I keep trying to connive strategies where my plants will produce, and I will therefore, as a gardener, win.  I've tried multiple styles of pot or planting location, variety specific fertilizers, various watering strategies, etc.  I stop short of pesticides and herbicides, as putting poison on my plants worries me. However, in the end, it's totally beyond my control.  I have to sit back and recieve what my plants and the Good Lord see fit to give me.

About the pictures:
I took these pictures a couple of days before Christmas.  I knew I'd post them eventually, but I've been remarkably lazy about posting recently.  So I let them sit in a file on my computer and looked at them occasionally.  Gradually, they became associated in my head with the above poem by Emily Dickenson. The beginning of this year has been grey, and hard for me.  Both the pictures and the poem have done me good.
I hope they do you good as well.






 


3.26.2013

Snow storm zen

 
Sometimes the most magical place to be is not a place, but a moment in time.
Like about 1 AM, Sunday night.

The freak march snowstorm had settled in for the long haul and was quietly heaping white on every bit of branch before it could melt off.  Flakes were sleeting past the streetlight, which was providing enough light to turn a wide swath of snow-covered street softly golden.  The low level of light provided an almost perfect level of low contrast between snow, sky, and branches.

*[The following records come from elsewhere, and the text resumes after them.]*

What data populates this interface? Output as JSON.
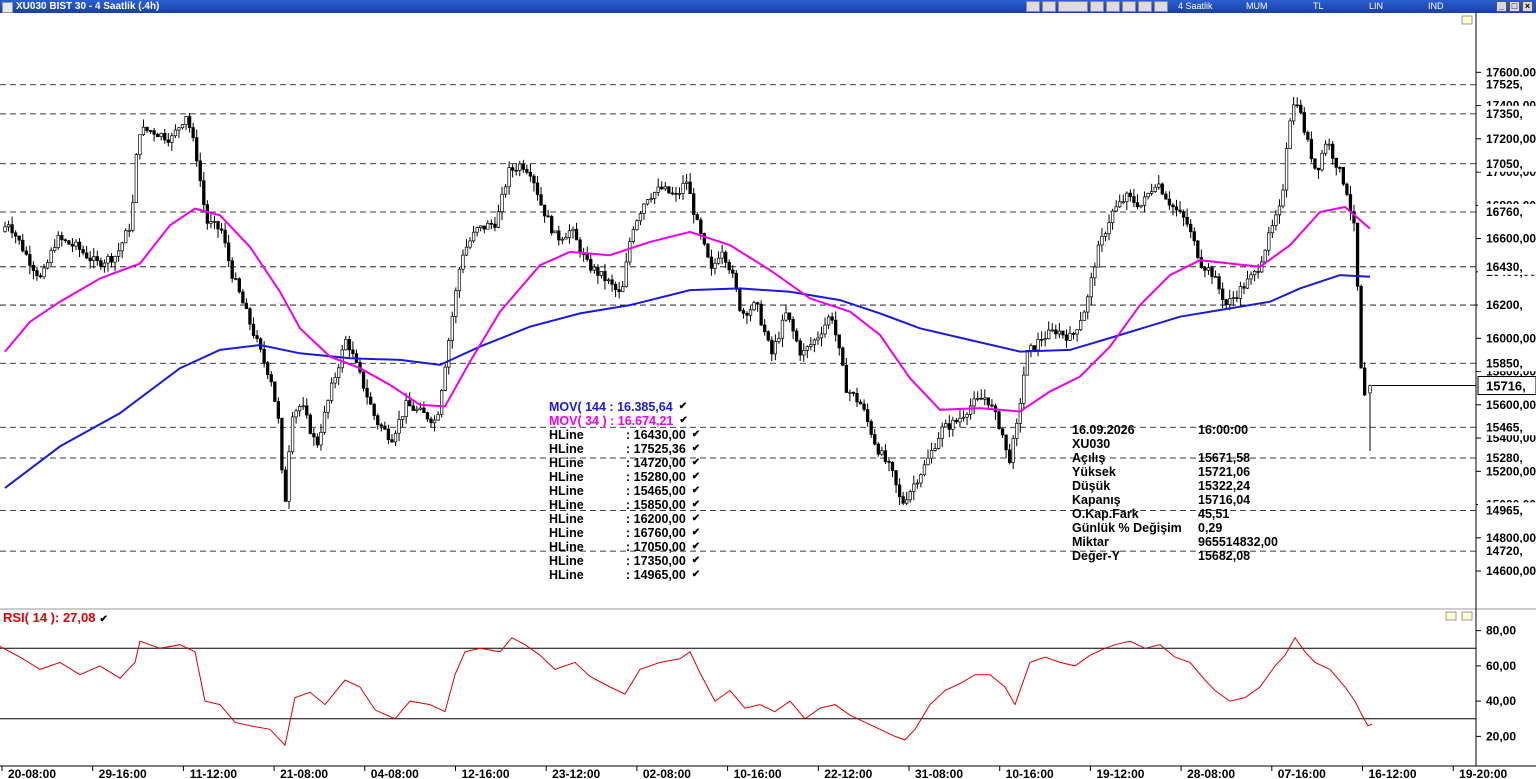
{
  "window": {
    "title": "XU030 BIST 30 - 4 Saatlik (.4h)",
    "toolbar_labels": [
      "4 Saatlik",
      "MUM",
      "TL",
      "LIN",
      "IND"
    ],
    "controls": [
      "minimize",
      "restore",
      "close"
    ]
  },
  "chart_data": {
    "type": "candlestick",
    "symbol": "XU030",
    "price_axis": {
      "range": [
        14450,
        17650
      ],
      "ticks": [
        "14600,00",
        "14800,00",
        "15000,00",
        "15200,00",
        "15400,00",
        "15600,00",
        "15800,00",
        "16000,00",
        "16200,00",
        "16400,00",
        "16600,00",
        "16800,00",
        "17000,00",
        "17200,00",
        "17400,00",
        "17600,00"
      ],
      "current_price": 15716,
      "current_label": "15716,"
    },
    "x_axis_labels": [
      "20-08:00",
      "29-16:00",
      "11-12:00",
      "21-08:00",
      "04-08:00",
      "12-16:00",
      "23-12:00",
      "02-08:00",
      "10-16:00",
      "22-12:00",
      "31-08:00",
      "10-16:00",
      "19-12:00",
      "28-08:00",
      "07-16:00",
      "16-12:00",
      "19-20:00"
    ],
    "hlines": [
      {
        "value": 17525.36,
        "label": "17525,"
      },
      {
        "value": 17350,
        "label": "17350,"
      },
      {
        "value": 17050,
        "label": "17050,"
      },
      {
        "value": 16760,
        "label": "16760,"
      },
      {
        "value": 16430,
        "label": "16430,"
      },
      {
        "value": 16200,
        "label": "16200,"
      },
      {
        "value": 15850,
        "label": "15850,"
      },
      {
        "value": 15465,
        "label": "15465,"
      },
      {
        "value": 15280,
        "label": "15280,"
      },
      {
        "value": 14965,
        "label": "14965,"
      },
      {
        "value": 14720,
        "label": "14720,"
      }
    ],
    "price_path": [
      [
        0,
        16600
      ],
      [
        12,
        16700
      ],
      [
        30,
        16500
      ],
      [
        45,
        16350
      ],
      [
        60,
        16600
      ],
      [
        80,
        16550
      ],
      [
        100,
        16450
      ],
      [
        120,
        16500
      ],
      [
        135,
        16700
      ],
      [
        142,
        17250
      ],
      [
        155,
        17250
      ],
      [
        175,
        17200
      ],
      [
        190,
        17350
      ],
      [
        200,
        17100
      ],
      [
        210,
        16700
      ],
      [
        225,
        16650
      ],
      [
        235,
        16400
      ],
      [
        250,
        16150
      ],
      [
        265,
        15900
      ],
      [
        275,
        15750
      ],
      [
        282,
        15500
      ],
      [
        288,
        14950
      ],
      [
        295,
        15550
      ],
      [
        305,
        15600
      ],
      [
        320,
        15350
      ],
      [
        335,
        15700
      ],
      [
        350,
        16000
      ],
      [
        365,
        15750
      ],
      [
        380,
        15500
      ],
      [
        395,
        15400
      ],
      [
        410,
        15600
      ],
      [
        425,
        15550
      ],
      [
        440,
        15500
      ],
      [
        450,
        15900
      ],
      [
        455,
        16100
      ],
      [
        465,
        16500
      ],
      [
        480,
        16650
      ],
      [
        500,
        16700
      ],
      [
        512,
        17000
      ],
      [
        525,
        17050
      ],
      [
        535,
        17000
      ],
      [
        545,
        16800
      ],
      [
        560,
        16600
      ],
      [
        575,
        16650
      ],
      [
        590,
        16450
      ],
      [
        610,
        16350
      ],
      [
        625,
        16250
      ],
      [
        635,
        16650
      ],
      [
        650,
        16850
      ],
      [
        665,
        16900
      ],
      [
        680,
        16850
      ],
      [
        690,
        16950
      ],
      [
        700,
        16700
      ],
      [
        715,
        16400
      ],
      [
        725,
        16550
      ],
      [
        735,
        16400
      ],
      [
        745,
        16150
      ],
      [
        760,
        16200
      ],
      [
        775,
        15900
      ],
      [
        790,
        16150
      ],
      [
        805,
        15900
      ],
      [
        820,
        16000
      ],
      [
        835,
        16150
      ],
      [
        850,
        15700
      ],
      [
        865,
        15600
      ],
      [
        880,
        15350
      ],
      [
        895,
        15200
      ],
      [
        905,
        15000
      ],
      [
        915,
        15100
      ],
      [
        930,
        15250
      ],
      [
        945,
        15450
      ],
      [
        960,
        15500
      ],
      [
        975,
        15600
      ],
      [
        990,
        15650
      ],
      [
        1005,
        15450
      ],
      [
        1012,
        15250
      ],
      [
        1020,
        15450
      ],
      [
        1030,
        15900
      ],
      [
        1045,
        16000
      ],
      [
        1060,
        16050
      ],
      [
        1075,
        16000
      ],
      [
        1090,
        16200
      ],
      [
        1100,
        16500
      ],
      [
        1115,
        16750
      ],
      [
        1130,
        16850
      ],
      [
        1145,
        16800
      ],
      [
        1160,
        16950
      ],
      [
        1175,
        16800
      ],
      [
        1190,
        16700
      ],
      [
        1205,
        16450
      ],
      [
        1215,
        16400
      ],
      [
        1230,
        16200
      ],
      [
        1245,
        16300
      ],
      [
        1260,
        16400
      ],
      [
        1275,
        16650
      ],
      [
        1285,
        16800
      ],
      [
        1292,
        17300
      ],
      [
        1300,
        17450
      ],
      [
        1310,
        17200
      ],
      [
        1320,
        17000
      ],
      [
        1330,
        17200
      ],
      [
        1340,
        17050
      ],
      [
        1350,
        16900
      ],
      [
        1358,
        16650
      ],
      [
        1362,
        16200
      ],
      [
        1366,
        15600
      ],
      [
        1372,
        15716
      ]
    ],
    "last_candle": {
      "date": "16.09.2026",
      "time": "16:00:00",
      "open": 15671.58,
      "high": 15721.06,
      "low": 15322.24,
      "close": 15716.04
    },
    "series": [
      {
        "name": "MOV( 144 : 16.385,64",
        "color": "#1a1adc",
        "points": [
          [
            5,
            15100
          ],
          [
            60,
            15350
          ],
          [
            120,
            15550
          ],
          [
            180,
            15820
          ],
          [
            220,
            15930
          ],
          [
            260,
            15960
          ],
          [
            300,
            15910
          ],
          [
            350,
            15880
          ],
          [
            400,
            15870
          ],
          [
            440,
            15840
          ],
          [
            480,
            15950
          ],
          [
            530,
            16070
          ],
          [
            580,
            16150
          ],
          [
            630,
            16200
          ],
          [
            690,
            16290
          ],
          [
            740,
            16300
          ],
          [
            790,
            16280
          ],
          [
            840,
            16230
          ],
          [
            880,
            16150
          ],
          [
            920,
            16060
          ],
          [
            970,
            15990
          ],
          [
            1020,
            15920
          ],
          [
            1070,
            15930
          ],
          [
            1120,
            16020
          ],
          [
            1180,
            16130
          ],
          [
            1230,
            16180
          ],
          [
            1270,
            16220
          ],
          [
            1300,
            16300
          ],
          [
            1340,
            16380
          ],
          [
            1370,
            16370
          ]
        ]
      },
      {
        "name": "MOV( 34 ) : 16.674,21",
        "color": "#ee00ee",
        "points": [
          [
            5,
            15920
          ],
          [
            30,
            16100
          ],
          [
            60,
            16220
          ],
          [
            100,
            16360
          ],
          [
            140,
            16450
          ],
          [
            170,
            16680
          ],
          [
            195,
            16780
          ],
          [
            220,
            16740
          ],
          [
            250,
            16550
          ],
          [
            280,
            16280
          ],
          [
            300,
            16060
          ],
          [
            330,
            15890
          ],
          [
            360,
            15820
          ],
          [
            390,
            15720
          ],
          [
            420,
            15600
          ],
          [
            445,
            15590
          ],
          [
            470,
            15860
          ],
          [
            500,
            16160
          ],
          [
            540,
            16440
          ],
          [
            570,
            16520
          ],
          [
            610,
            16500
          ],
          [
            650,
            16580
          ],
          [
            690,
            16640
          ],
          [
            730,
            16560
          ],
          [
            770,
            16410
          ],
          [
            810,
            16240
          ],
          [
            850,
            16160
          ],
          [
            880,
            16020
          ],
          [
            910,
            15760
          ],
          [
            940,
            15570
          ],
          [
            980,
            15580
          ],
          [
            1020,
            15560
          ],
          [
            1050,
            15680
          ],
          [
            1080,
            15770
          ],
          [
            1110,
            15950
          ],
          [
            1140,
            16200
          ],
          [
            1170,
            16380
          ],
          [
            1200,
            16470
          ],
          [
            1230,
            16450
          ],
          [
            1260,
            16430
          ],
          [
            1290,
            16560
          ],
          [
            1320,
            16760
          ],
          [
            1345,
            16790
          ],
          [
            1370,
            16660
          ]
        ]
      }
    ],
    "legend": [
      {
        "name": "MOV( 144 : 16.385,64",
        "color": "#1a1adc"
      },
      {
        "name": "MOV( 34 ) : 16.674,21",
        "color": "#ee00ee"
      },
      {
        "name": "HLine",
        "value": ": 16430,00"
      },
      {
        "name": "HLine",
        "value": ": 17525,36"
      },
      {
        "name": "HLine",
        "value": ": 14720,00"
      },
      {
        "name": "HLine",
        "value": ": 15280,00"
      },
      {
        "name": "HLine",
        "value": ": 15465,00"
      },
      {
        "name": "HLine",
        "value": ": 15850,00"
      },
      {
        "name": "HLine",
        "value": ": 16200,00"
      },
      {
        "name": "HLine",
        "value": ": 16760,00"
      },
      {
        "name": "HLine",
        "value": ": 17050,00"
      },
      {
        "name": "HLine",
        "value": ": 17350,00"
      },
      {
        "name": "HLine",
        "value": ": 14965,00"
      }
    ],
    "info_box": [
      {
        "k": "16.09.2026",
        "v": "16:00:00"
      },
      {
        "k": "XU030",
        "v": ""
      },
      {
        "k": "Açılış",
        "v": "15671,58"
      },
      {
        "k": "Yüksek",
        "v": "15721,06"
      },
      {
        "k": "Düşük",
        "v": "15322,24"
      },
      {
        "k": "Kapanış",
        "v": "15716,04"
      },
      {
        "k": "O.Kap.Fark",
        "v": "45,51"
      },
      {
        "k": "Günlük % Değişim",
        "v": "0,29"
      },
      {
        "k": "Miktar",
        "v": "965514832,00"
      },
      {
        "k": "Değer-Y",
        "v": "15682,08"
      }
    ],
    "rsi": {
      "label": "RSI( 14 ): 27,08",
      "color": "#e00000",
      "range": [
        10,
        90
      ],
      "ticks": [
        "20,00",
        "40,00",
        "60,00",
        "80,00"
      ],
      "levels": [
        70,
        30
      ],
      "points": [
        [
          0,
          71
        ],
        [
          20,
          65
        ],
        [
          40,
          58
        ],
        [
          60,
          62
        ],
        [
          80,
          55
        ],
        [
          100,
          60
        ],
        [
          120,
          53
        ],
        [
          135,
          62
        ],
        [
          140,
          74
        ],
        [
          160,
          70
        ],
        [
          180,
          72
        ],
        [
          195,
          68
        ],
        [
          205,
          40
        ],
        [
          220,
          38
        ],
        [
          235,
          28
        ],
        [
          250,
          26
        ],
        [
          270,
          24
        ],
        [
          285,
          15
        ],
        [
          295,
          42
        ],
        [
          310,
          45
        ],
        [
          325,
          38
        ],
        [
          345,
          52
        ],
        [
          360,
          48
        ],
        [
          375,
          35
        ],
        [
          395,
          30
        ],
        [
          410,
          40
        ],
        [
          430,
          38
        ],
        [
          445,
          34
        ],
        [
          455,
          55
        ],
        [
          465,
          68
        ],
        [
          480,
          70
        ],
        [
          500,
          68
        ],
        [
          512,
          76
        ],
        [
          525,
          72
        ],
        [
          540,
          66
        ],
        [
          555,
          58
        ],
        [
          575,
          62
        ],
        [
          590,
          54
        ],
        [
          610,
          48
        ],
        [
          625,
          44
        ],
        [
          640,
          58
        ],
        [
          660,
          62
        ],
        [
          680,
          64
        ],
        [
          690,
          68
        ],
        [
          700,
          56
        ],
        [
          715,
          40
        ],
        [
          730,
          46
        ],
        [
          745,
          36
        ],
        [
          760,
          38
        ],
        [
          775,
          34
        ],
        [
          790,
          40
        ],
        [
          805,
          30
        ],
        [
          820,
          36
        ],
        [
          835,
          38
        ],
        [
          850,
          32
        ],
        [
          865,
          28
        ],
        [
          880,
          24
        ],
        [
          895,
          20
        ],
        [
          905,
          18
        ],
        [
          915,
          24
        ],
        [
          930,
          38
        ],
        [
          945,
          46
        ],
        [
          960,
          50
        ],
        [
          975,
          55
        ],
        [
          990,
          55
        ],
        [
          1005,
          48
        ],
        [
          1015,
          38
        ],
        [
          1030,
          62
        ],
        [
          1045,
          65
        ],
        [
          1060,
          62
        ],
        [
          1075,
          60
        ],
        [
          1090,
          66
        ],
        [
          1105,
          70
        ],
        [
          1115,
          72
        ],
        [
          1130,
          74
        ],
        [
          1145,
          70
        ],
        [
          1160,
          72
        ],
        [
          1175,
          65
        ],
        [
          1190,
          62
        ],
        [
          1205,
          52
        ],
        [
          1215,
          46
        ],
        [
          1230,
          40
        ],
        [
          1245,
          42
        ],
        [
          1260,
          48
        ],
        [
          1275,
          60
        ],
        [
          1285,
          66
        ],
        [
          1295,
          76
        ],
        [
          1305,
          68
        ],
        [
          1315,
          62
        ],
        [
          1330,
          58
        ],
        [
          1345,
          48
        ],
        [
          1355,
          40
        ],
        [
          1362,
          32
        ],
        [
          1368,
          26
        ],
        [
          1372,
          27
        ]
      ]
    }
  }
}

So I unearthed my tripod and set it up in the safety of the porch.  I then proceeded to make a series of long exposures.  The length of exposures added to the silence of the neighborhood made for a rather meditative experience.
It feels weird to take a long exposure with a camera, because pictures are normally so instantaneous.  My shutter is capable of opening and closing far faster than my eye can blink, and yet here I was quietly able to have a conversation with myself while waiting for my camera to finish exposing a single image that may or may not have been ruined 10 seconds ago by an inadvertent jiggle while I pressed the button.